He flips the page, and it's covered in the same beautiful flowing cursive, but in black ink. He flips right by it. The next page is covered in black cursive writing, too, but the page after that is written in blue. He reads that one.

Today was a lot of fun. I got to try some different Midgardian foods — "candy," they call it, though it's not what I would usually think of when I hear the word. It's sweeter than anything I can think of from Asgard, and much of it has a wonderful fruity flavor.

Tony brought me to the grocery store, and I've never seen so much food in one place. It would very nearly put an Asgardian feast to shame, except that a feast is made of fully prepared food, which is more than can be said for the grocery store. We only went to get the ingredients to bake muffins, but I left with more fruit than anything else. I can hardly believe that Midgard has strawberries and apples and grapes. I haven't eaten them yet so I can't say whether they taste as I'd expect, but I look forward to trying them.

Otherwise, it was a rather mundane day. This type of stillness would have driven me to the brink of insanity on Asgard, but it was wonderful here. Everything is so much nicer on Midgard. I don't know if it's the novelty of it all, but I feel it has to be more than that. I can't see it changing any time soon.

I really ought to go back to bed. Tony is already asleep, and I'd hate for him to wake up and realize that I've left.

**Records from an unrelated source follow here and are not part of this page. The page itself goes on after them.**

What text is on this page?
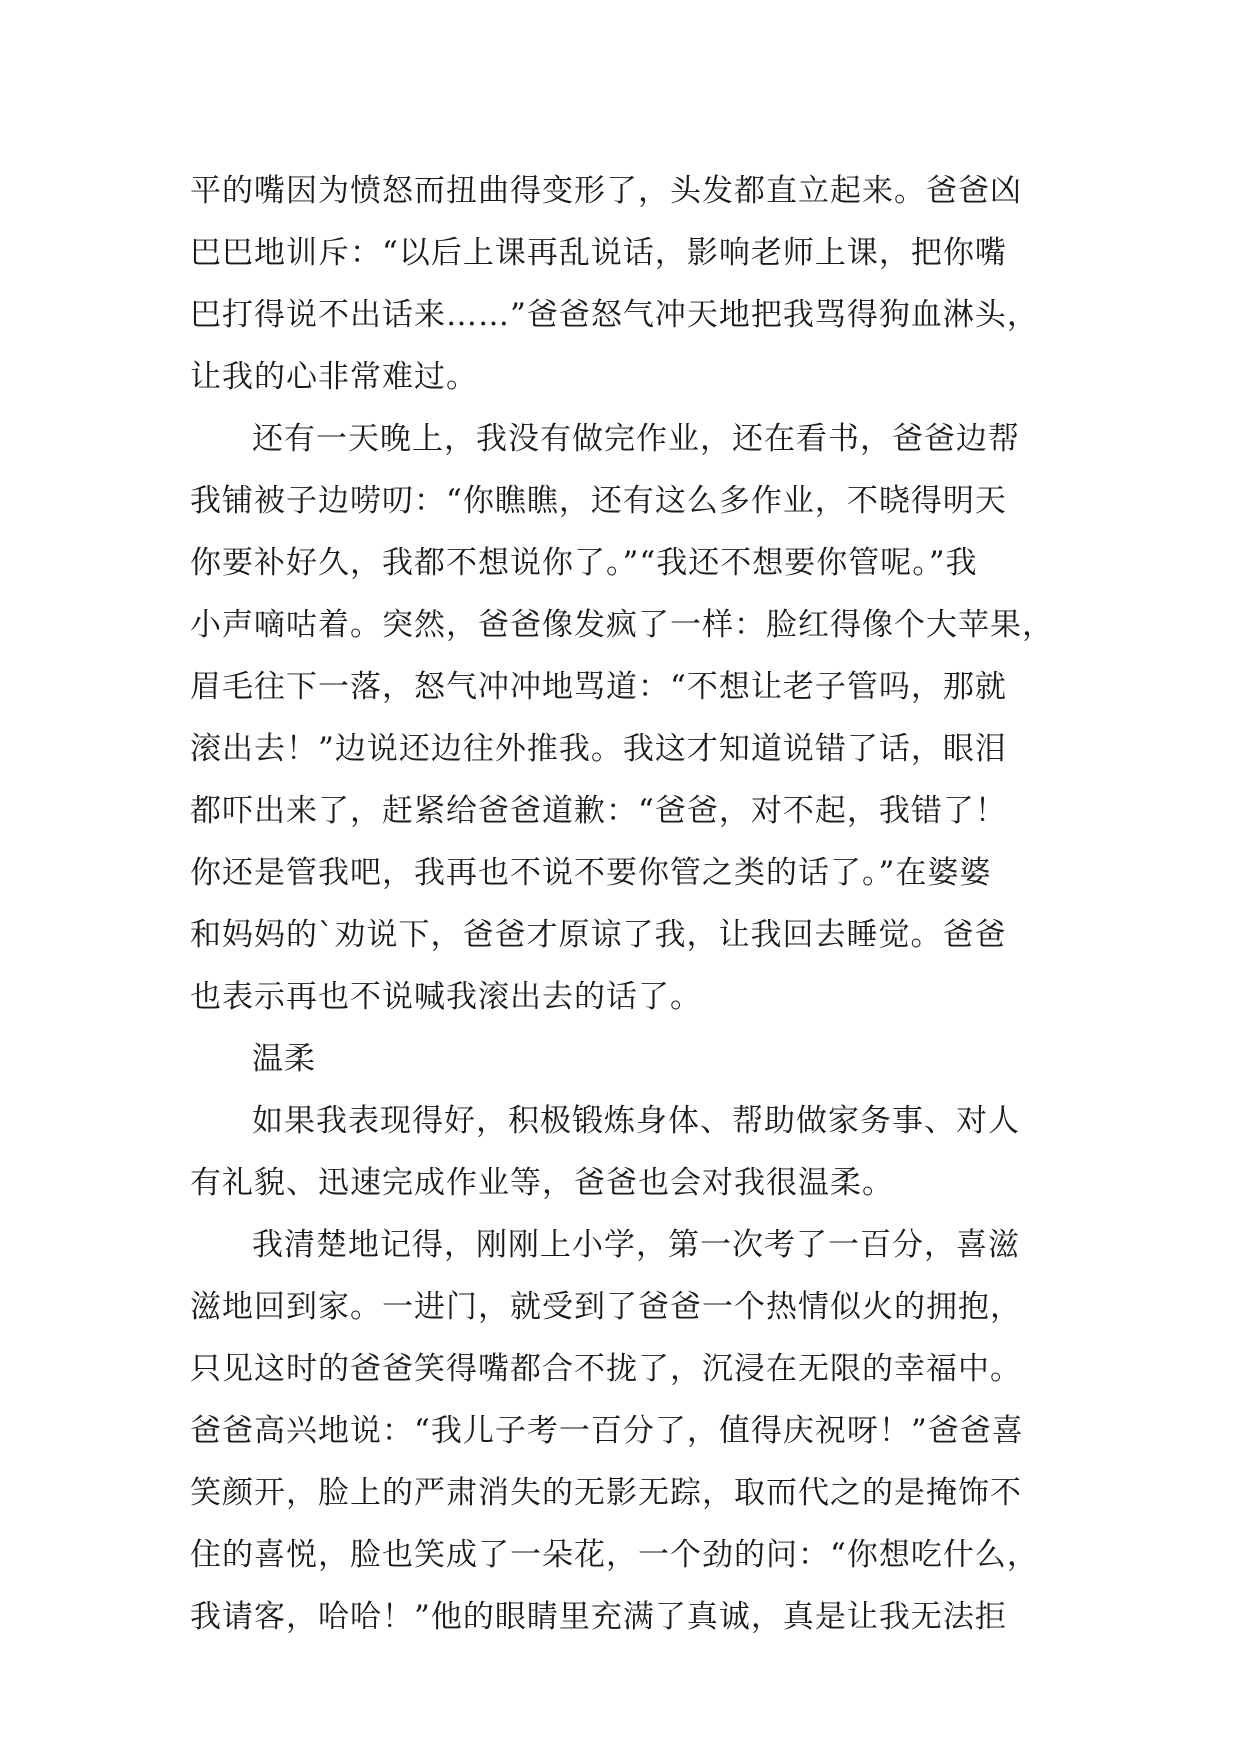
平的嘴因为愤怒而扭曲得变形了，头发都直立起来。爸爸凶
巴巴地训斥：“以后上课再乱说话，影响老师上课，把你嘴
巴打得说不出话来……”爸爸怒气冲天地把我骂得狗血淋头，
让我的心非常难过。
还有一天晚上，我没有做完作业，还在看书，爸爸边帮
我铺被子边唠叨：“你瞧瞧，还有这么多作业，不晓得明天
你要补好久，我都不想说你了。”“我还不想要你管呢。”我
小声嘀咕着。突然，爸爸像发疯了一样：脸红得像个大苹果，
眉毛往下一落，怒气冲冲地骂道：“不想让老子管吗，那就
滚出去！”边说还边往外推我。我这才知道说错了话，眼泪
都吓出来了，赶紧给爸爸道歉：“爸爸，对不起，我错了！
你还是管我吧，我再也不说不要你管之类的话了。”在婆婆
和妈妈的`劝说下，爸爸才原谅了我，让我回去睡觉。爸爸
也表示再也不说喊我滚出去的话了。
温柔
如果我表现得好，积极锻炼身体、帮助做家务事、对人
有礼貌、迅速完成作业等，爸爸也会对我很温柔。
我清楚地记得，刚刚上小学，第一次考了一百分，喜滋
滋地回到家。一进门，就受到了爸爸一个热情似火的拥抱，
只见这时的爸爸笑得嘴都合不拢了，沉浸在无限的幸福中。
爸爸高兴地说：“我儿子考一百分了，值得庆祝呀！”爸爸喜
笑颜开，脸上的严肃消失的无影无踪，取而代之的是掩饰不
住的喜悦，脸也笑成了一朵花，一个劲的问：“你想吃什么，
我请客，哈哈！”他的眼睛里充满了真诚，真是让我无法拒
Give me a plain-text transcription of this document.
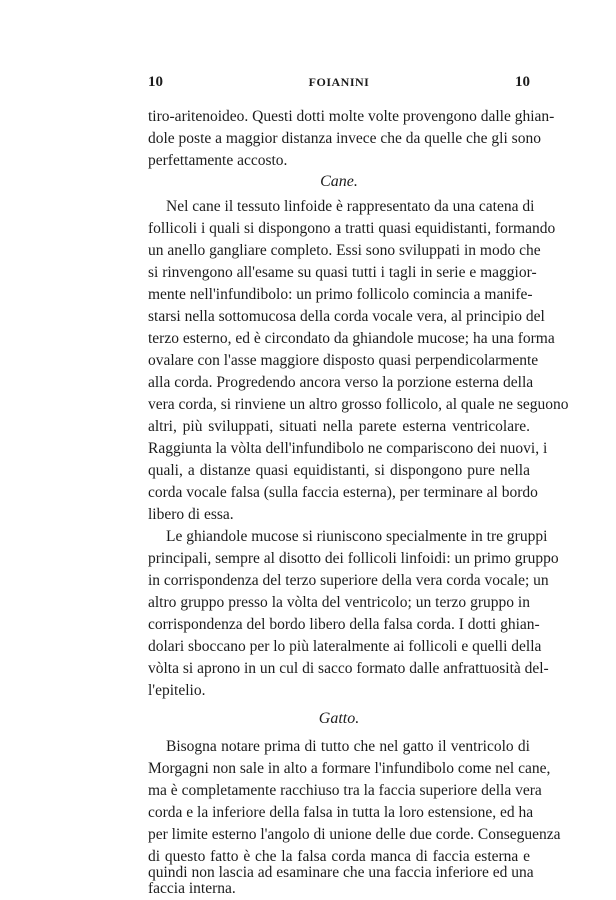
10	FOIANINI	10
tiro-aritenoideo. Questi dotti molte volte provengono dalle ghian-
dole poste a maggior distanza invece che da quelle che gli sono
perfettamente accosto.
Cane.
Nel cane il tessuto linfoide è rappresentato da una catena di
follicoli i quali si dispongono a tratti quasi equidistanti, formando
un anello gangliare completo. Essi sono sviluppati in modo che
si rinvengono all'esame su quasi tutti i tagli in serie e maggior-
mente nell'infundibolo: un primo follicolo comincia a manife-
starsi nella sottomucosa della corda vocale vera, al principio del
terzo esterno, ed è circondato da ghiandole mucose; ha una forma
ovalare con l'asse maggiore disposto quasi perpendicolarmente
alla corda. Progredendo ancora verso la porzione esterna della
vera corda, si rinviene un altro grosso follicolo, al quale ne seguono
altri, più sviluppati, situati nella parete esterna ventricolare.
Raggiunta la vòlta dell'infundibolo ne compariscono dei nuovi, i
quali, a distanze quasi equidistanti, si dispongono pure nella
corda vocale falsa (sulla faccia esterna), per terminare al bordo
libero di essa.
Le ghiandole mucose si riuniscono specialmente in tre gruppi
principali, sempre al disotto dei follicoli linfoidi: un primo gruppo
in corrispondenza del terzo superiore della vera corda vocale; un
altro gruppo presso la vòlta del ventricolo; un terzo gruppo in
corrispondenza del bordo libero della falsa corda. I dotti ghian-
dolari sboccano per lo più lateralmente ai follicoli e quelli della
vòlta si aprono in un cul di sacco formato dalle anfrattuosità del-
l'epitelio.
Gatto.
Bisogna notare prima di tutto che nel gatto il ventricolo di
Morgagni non sale in alto a formare l'infundibolo come nel cane,
ma è completamente racchiuso tra la faccia superiore della vera
corda e la inferiore della falsa in tutta la loro estensione, ed ha
per limite esterno l'angolo di unione delle due corde. Conseguenza
di questo fatto è che la falsa corda manca di faccia esterna e
quindi non lascia ad esaminare che una faccia inferiore ed una
faccia interna.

I've just been eager to write something happy in this book. I hope there are more happy stories to follow.

Tony flips to the next page, and it is nothing but scribbles, blacking out every word he may have written. He remembers this one. It's from when he found Loki sobbing on the bathroom floor in the dead of night. And though the page is illegible, he knows exactly what dream was on it: a memory of the one dark, empty room Tony left him in while his body and his mind fell apart.

He flips past it. He doesn't need a reminder of how poorly this started — or how poorly it ended.

Tony and I just came back from a late-night walk.

I suppose that means I should try to go to sleep, but I don't want to risk falling back into another life-like nightmare, and Tony's already asleep so I imagine spending another few minutes in the bathroom won't bother him all too much.

This world is different at night. It feels more like home. I told this to Tony, but Midgard is so much louder and busier than Asgard is. Some of that seems to go away when the sun sets. It's still much more chaotic than Asgard, but it's closer to what I've grown accustomed to from h̶o̶m̶e̶  Asgard.

I wonder if I'll ever get used to Midgard. It's strange: I feel more comfortable here than in Asgard. Tony's tower feels so much more homely than the palace ever did, yet it feels wrong to truly call it home. This whole world feels so alien to me. I enjoy it, but I don't understand it. One day, I hope to. One day, I hope to be welcomed in this world with open arms and to call it my own the way I once did Asgard.

I finally told Tony what happened in Asgard. I don't know that I'd been avoiding broaching the topic so much as I've tried not to think about it, but the conversation seemed to lead to it and I thought it was about time he knew the truth of where I came from and why.

It was a weight off my shoulders that I didn't know I'd been carrying; a breath of fresh air I hadn't known I needed. Everything is out in the open now. He knows who I am and what I've done and he accepts me anyway, and that's perhaps the most wonderful feeling I've ever experienced.

Tony, I don't mean this to be a way to forcefully reopen the conversation, or, worse still, to close it if you have more to say. I know that was a lot to absorb, and if you decide after you've had time to think about it that there's more you'd like to discuss, I have no issue with that. My entire life fell apart in the blink of an eye, and you've been there to pick up the pieces for quite literally as long as I can remember. The least I can do is tell you the truth, as much as you'd like to hear it.